かたや妃の美しい神々しさに魅了されながらも、愚直に守ることのみに専心し、指一本触れることが無い。かたやこの女を手に入れたいという欲情に駆られて奪おうという男です。この二人の人間性の違い、考えや行動の違いを際立たせなければいけません。

■ここはという見どころはありますか

復曲というのは台本をゼロから書き直すということではなく、あくまで元々あったものを磨きにかけます。映画などでは、同じテーマでリメイクして結末が全く違うということもありますが、能の場合はそうではない。現代に合わせ変化はつけますが、元々のオリジナルを崩す事はしません。もっとこうすれば面白くなるというアイディアはいくらでもありますが、それでは復曲にならず新作になってしまいます。

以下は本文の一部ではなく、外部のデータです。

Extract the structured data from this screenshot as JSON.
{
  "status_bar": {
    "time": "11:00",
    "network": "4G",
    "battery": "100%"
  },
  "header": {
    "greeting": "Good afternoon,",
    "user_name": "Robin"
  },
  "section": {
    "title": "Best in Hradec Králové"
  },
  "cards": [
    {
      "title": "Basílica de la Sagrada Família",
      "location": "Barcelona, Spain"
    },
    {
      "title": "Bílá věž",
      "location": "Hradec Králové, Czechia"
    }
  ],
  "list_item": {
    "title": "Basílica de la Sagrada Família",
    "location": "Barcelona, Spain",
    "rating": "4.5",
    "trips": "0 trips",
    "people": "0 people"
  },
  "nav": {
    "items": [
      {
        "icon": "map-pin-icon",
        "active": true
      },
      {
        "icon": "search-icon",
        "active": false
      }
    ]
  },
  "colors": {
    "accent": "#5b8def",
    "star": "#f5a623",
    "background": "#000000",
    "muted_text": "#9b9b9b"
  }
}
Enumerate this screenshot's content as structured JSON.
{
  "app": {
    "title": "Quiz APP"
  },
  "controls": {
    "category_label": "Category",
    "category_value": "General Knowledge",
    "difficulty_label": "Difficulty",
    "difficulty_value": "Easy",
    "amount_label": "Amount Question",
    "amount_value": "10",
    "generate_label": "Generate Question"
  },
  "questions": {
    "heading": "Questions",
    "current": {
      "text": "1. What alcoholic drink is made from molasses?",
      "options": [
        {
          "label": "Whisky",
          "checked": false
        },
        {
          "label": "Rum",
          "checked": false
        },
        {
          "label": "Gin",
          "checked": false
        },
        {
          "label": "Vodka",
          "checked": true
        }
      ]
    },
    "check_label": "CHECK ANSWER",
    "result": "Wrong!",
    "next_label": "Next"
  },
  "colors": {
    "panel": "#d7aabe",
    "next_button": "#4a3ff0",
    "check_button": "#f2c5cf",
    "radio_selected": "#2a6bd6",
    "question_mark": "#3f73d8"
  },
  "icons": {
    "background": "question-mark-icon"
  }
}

見どころの先ず一つとしては、妃と武文が騙されて苦境に追い込まれていくところでしょうか。陥れていく松浦と船頭達が利己的なのです。自らの利益や欲望のために、悪事へ動いていきます。間狂言の内、宿の亭主は少し逡巡しますが、松浦に脅され最後は利益に絆され悪事に手を染めていきます。
皇族である一宮の御息所と宮中の武士である武文が、市井の人物達に騙されて、妃は拐かされ、武文は屈辱に腹を切って海中に飛び込みます。それを見て市井の側が笑います。下の者が上の者を蹂躙してあざ笑うという構図は能として珍しいですね。

後半は最大の見せ場です。海上は嵐となり武文の顔が海面一杯に現れます。船中はパニックとなり、武文の怨霊が松浦を海中に引きずり込んで終わりとなります。
太平記では、怨霊を恐れた松浦たちが妃を乗せた小舟を生贄として嵐の海に突き流しますが、妃はある島に流れ着き、その後一宮と再会を果たします。

■後シテには舞事もあるのでしょうか

舞事は働とイロエです。あまり内容を申し上げてしまうと、当日御覧になる楽しみが無くなるので、これぐらいにしておきます。これも現行曲でないからこそですね。型は初演時にとらわれず、新しく作ります。


■シテ、ワキ、間狂言のお三方ともご自身のお父様がなさった役をなさるということに感慨はありますか

国立能楽堂にそうした意図はあったと思います。
私の場合は、たまたま父が初演した時と同年齢ですので、そういう点では、因縁めいたものがあるのかもしれません。

■私たち観客は今回の舞台をどういった視点で観たらよいでしょうか

ただ楽しんで頂ければと良いと思いますが、やはり役者の技術や表現力を見て頂きたいと思います。
当然のことながら現行曲とは違いますから、これまで能をご覧になってこられた方にとりましても、新鮮さや意外性を見付けて頂けると嬉しいですね。
作者は能を楽しんで欲しいと願って、この曲を書いたと思います。私達は苦心して作りますが皆様は大いに楽しんで頂けると幸いです。